As part of the JV, HCL has recently finished mapping the original source code, and in Q4 2016 will be rolling out app modernization services to the ~100 CSC banking clients using CSC banking solutions
Infor
In June 2015, Infor & HCL announced a strategic partnership. This collaboration will help to expand implementation, development and support resources for Infor customers across all geographies through HCL’s local operations in ~30 countries. As part of the alliance, HCL will build a practice specifically to support key Infor products, including Infor M3 and Infor Lawson Enterprise Financial Management, dedicating ~500 employees to work exclusively with the Infor ecosystem. The company’s resources and expertise combined with Infor’s applications will promote faster and more effective responses to market opportunities, which is expected to serve as a catalyst for growth for both organizations.
Summary
Banks are challenged to modernize legacy systems, primarily those based on the COBOL language, where source code documentation and skilled programmers are in limited supply. At the same time, banks are under pressure to modernize from:
- Regulators, who are demanding compliance for new regulatory frameworks
- Competitors, many startups, who are delivering digital banking services that did not exist in the past.

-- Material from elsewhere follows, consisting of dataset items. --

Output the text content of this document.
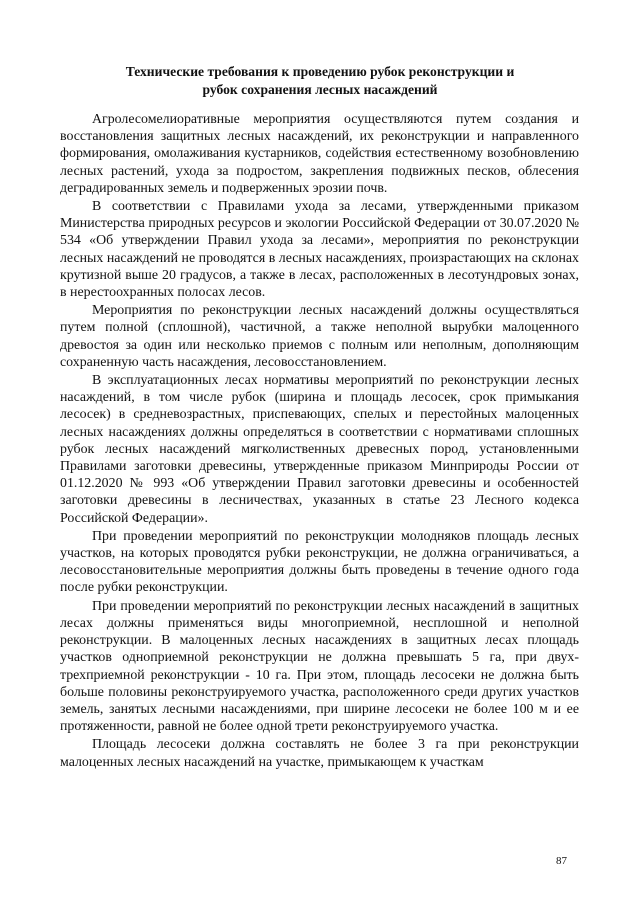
Технические требования к проведению рубок реконструкции и
рубок сохранения лесных насаждений

Агролесомелиоративные мероприятия осуществляются путем создания и восстановления защитных лесных насаждений, их реконструкции и направленного формирования, омолаживания кустарников, содействия естественному возобновлению лесных растений, ухода за подростом, закрепления подвижных песков, облесения деградированных земель и подверженных эрозии почв.

В соответствии с Правилами ухода за лесами, утвержденными приказом Министерства природных ресурсов и экологии Российской Федерации от 30.07.2020 № 534 «Об утверждении Правил ухода за лесами», мероприятия по реконструкции лесных насаждений не проводятся в лесных насаждениях, произрастающих на склонах крутизной выше 20 градусов, а также в лесах, расположенных в лесотундровых зонах, в нерестоохранных полосах лесов.

Мероприятия по реконструкции лесных насаждений должны осуществляться путем полной (сплошной), частичной, а также неполной вырубки малоценного древостоя за один или несколько приемов с полным или неполным, дополняющим сохраненную часть насаждения, лесовосстановлением.

В эксплуатационных лесах нормативы мероприятий по реконструкции лесных насаждений, в том числе рубок (ширина и площадь лесосек, срок примыкания лесосек) в средневозрастных, приспевающих, спелых и перестойных малоценных лесных насаждениях должны определяться в соответствии с нормативами сплошных рубок лесных насаждений мягколиственных древесных пород, установленными Правилами заготовки древесины, утвержденные приказом Минприроды России от 01.12.2020 № 993 «Об утверждении Правил заготовки древесины и особенностей заготовки древесины в лесничествах, указанных в статье 23 Лесного кодекса Российской Федерации».

При проведении мероприятий по реконструкции молодняков площадь лесных участков, на которых проводятся рубки реконструкции, не должна ограничиваться, а лесовосстановительные мероприятия должны быть проведены в течение одного года после рубки реконструкции.

При проведении мероприятий по реконструкции лесных насаждений в защитных лесах должны применяться виды многоприемной, несплошной и неполной реконструкции. В малоценных лесных насаждениях в защитных лесах площадь участков однoприемной реконструкции не должна превышать 5 га, при двух-трехприемной реконструкции - 10 га. При этом, площадь лесосеки не должна быть больше половины реконструируемого участка, расположенного среди других участков земель, занятых лесными насаждениями, при ширине лесосеки не более 100 м и ее протяженности, равной не более одной трети реконструируемого участка.

Площадь лесосеки должна составлять не более 3 га при реконструкции малоценных лесных насаждений на участке, примыкающем к участкам

87
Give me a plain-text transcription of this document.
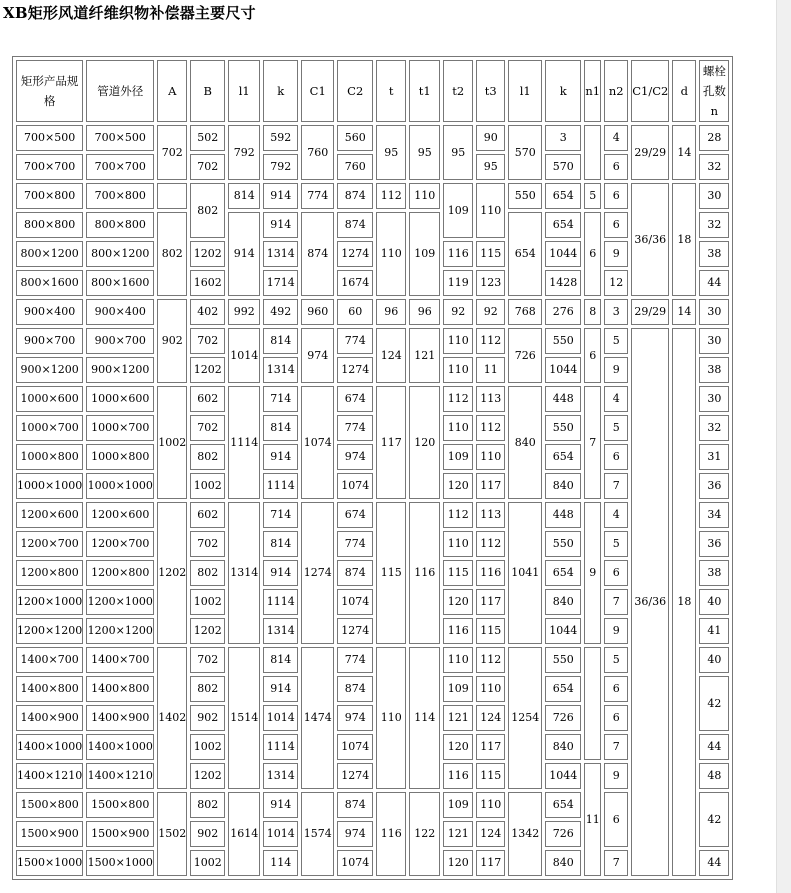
XB矩形风道纤维织物补偿器主要尺寸
矩形产品规格	管道外径	A	B	l1	k	C1	C2	t	t1	t2	t3	l1	k	n1	n2	C1/C2	d	螺栓孔数n
700×500	700×500	702	502	792	592	760	560	95	95	95	90	570	3		4	29/29	14	28
700×700	700×700		702		792		760				95		570		6			32
700×800	700×800		802	814	914	774	874	112	110	109	110	550	654	5	6	36/36	18	30
800×800	800×800	802		914	914	874	874	110	109			654	654	6	6			32
800×1200	800×1200		1202		1314		1274			116	115		1044		9			38
800×1600	800×1600		1602		1714		1674			119	123		1428		12			44
900×400	900×400	902	402	992	492	960	60	96	96	92	92	768	276	8	3	29/29	14	30
900×700	900×700		702	1014	814	974	774	124	121	110	112	726	550	6	5	36/36	18	30
900×1200	900×1200		1202		1314		1274			110	11		1044		9			38
1000×600	1000×600	1002	602	1114	714	1074	674	117	120	112	113	840	448	7	4			30
1000×700	1000×700		702		814		774			110	112		550		5			32
1000×800	1000×800		802		914		974			109	110		654		6			31
1000×1000	1000×1000		1002		1114		1074			120	117		840		7			36
1200×600	1200×600	1202	602	1314	714	1274	674	115	116	112	113	1041	448	9	4			34
1200×700	1200×700		702		814		774			110	112		550		5			36
1200×800	1200×800		802		914		874			115	116		654		6			38
1200×1000	1200×1000		1002		1114		1074			120	117		840		7			40
1200×1200	1200×1200		1202		1314		1274			116	115		1044		9			41
1400×700	1400×700	1402	702	1514	814	1474	774	110	114	110	112	1254	550		5			40
1400×800	1400×800		802		914		874			109	110		654		6			42
1400×900	1400×900		902		1014		974			121	124		726		6			
1400×1000	1400×1000		1002		1114		1074			120	117		840		7			44
1400×1210	1400×1210		1202		1314		1274			116	115		1044	11	9			48
1500×800	1500×800	1502	802	1614	914	1574	874	116	122	109	110	1342	654		6			42
1500×900	1500×900		902		1014		974			121	124		726					
1500×1000	1500×1000		1002		114		1074			120	117		840		7			44
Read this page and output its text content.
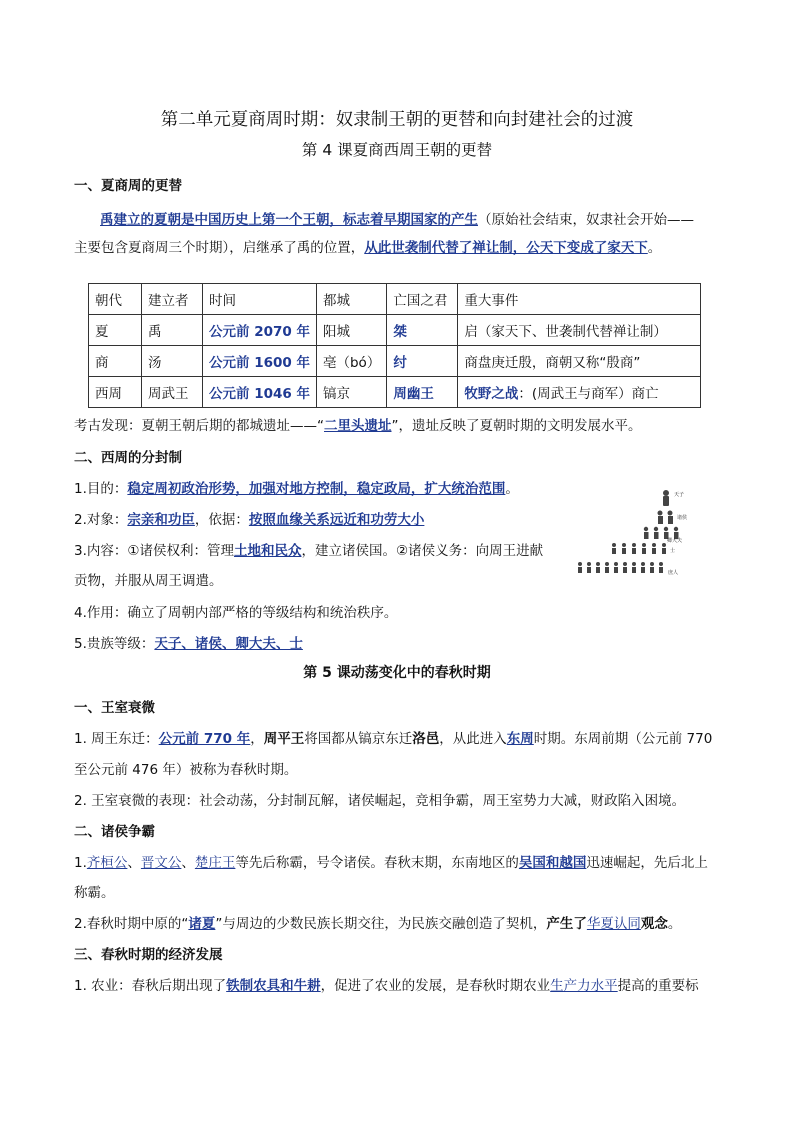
第二单元夏商周时期：奴隶制王朝的更替和向封建社会的过渡
第 4 课夏商西周王朝的更替
一、夏商周的更替
禹建立的夏朝是中国历史上第一个王朝，标志着早期国家的产生（原始社会结束，奴隶社会开始——
主要包含夏商周三个时期），启继承了禹的位置，从此世袭制代替了禅让制，公天下变成了家天下。
朝代	建立者	时间	都城	亡国之君	重大事件
夏	禹	公元前 2070 年	阳城	桀	启（家天下、世袭制代替禅让制）
商	汤	公元前 1600 年	亳（bó）	纣	商盘庚迁殷，商朝又称“殷商”
西周	周武王	公元前 1046 年	镐京	周幽王	牧野之战：(周武王与商军）商亡
考古发现：夏朝王朝后期的都城遗址——“二里头遗址”，遗址反映了夏朝时期的文明发展水平。
二、西周的分封制
1.目的：稳定周初政治形势，加强对地方控制，稳定政局，扩大统治范围。
2.对象：宗亲和功臣，依据：按照血缘关系远近和功劳大小
3.内容：①诸侯权利：管理土地和民众，建立诸侯国。②诸侯义务：向周王进献
贡物，并服从周王调遣。
4.作用：确立了周朝内部严格的等级结构和统治秩序。
5.贵族等级：天子、诸侯、卿大夫、士
天子
诸侯
卿大夫
士
庶人
第 5 课动荡变化中的春秋时期
一、王室衰微
1. 周王东迁：公元前 770 年，周平王将国都从镐京东迁洛邑，从此进入东周时期。东周前期（公元前 770
至公元前 476 年）被称为春秋时期。
2. 王室衰微的表现：社会动荡，分封制瓦解，诸侯崛起，竞相争霸，周王室势力大减，财政陷入困境。
二、诸侯争霸
1.齐桓公、晋文公、楚庄王等先后称霸，号令诸侯。春秋末期，东南地区的吴国和越国迅速崛起，先后北上
称霸。
2.春秋时期中原的“诸夏”与周边的少数民族长期交往，为民族交融创造了契机，产生了华夏认同观念。
三、春秋时期的经济发展
1. 农业：春秋后期出现了铁制农具和牛耕，促进了农业的发展，是春秋时期农业生产力水平提高的重要标
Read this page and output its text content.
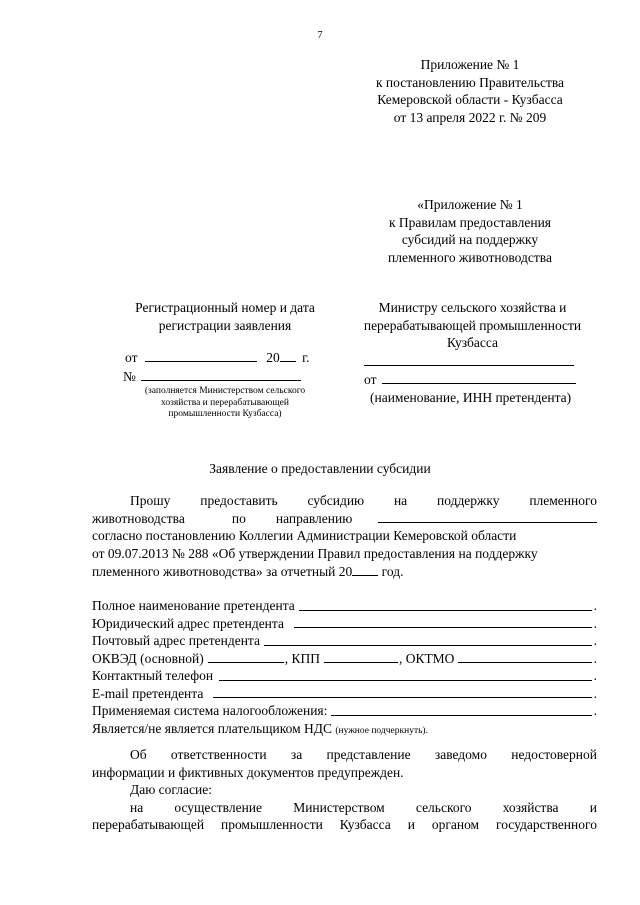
7
Приложение № 1
к постановлению Правительства
Кемеровской области - Кузбасса
от 13 апреля 2022 г. № 209
«Приложение № 1
к Правилам предоставления
субсидий на поддержку
племенного животноводства
Регистрационный номер и дата
регистрации заявления
от	20 г.
№
(заполняется Министерством сельского
хозяйства и перерабатывающей
промышленности Кузбасса)
Министру сельского хозяйства и
перерабатывающей промышленности
Кузбасса
от
(наименование, ИНН претендента)
Заявление о предоставлении субсидии
Прошу предоставить субсидию на поддержку племенного
животноводства	по направлению
согласно постановлению Коллегии Администрации Кемеровской области
от 09.07.2013 № 288 «Об утверждении Правил предоставления на поддержку
племенного животноводства» за отчетный 20 год.
Полное наименование претендента	.
Юридический адрес претендента	.
Почтовый адрес претендента	.
ОКВЭД (основной)	, КПП	, ОКТМО	.
Контактный телефон	.
E-mail претендента	.
Применяемая система налогообложения:	.
Является/не является плательщиком НДС (нужное подчеркнуть).
Об ответственности за представление заведомо недостоверной
информации и фиктивных документов предупрежден.
Даю согласие:
на осуществление Министерством сельского хозяйства и
перерабатывающей промышленности Кузбасса и органом государственного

HCL’s ISV partnerships are enabling it to reduce time to market and cost to deploy new functionality or remedy existing software. These initiatives provide HCL with a large installed base of established banks with which they can pursue AMD services. This has required large investments (tens of millions of dollars in each case) to map the code, but it should pay commensurate dividends over the next ten years, as banks cannot re-platform in the current business environment, if ever. HCL intends to expand this initiative as opportunities present themselves.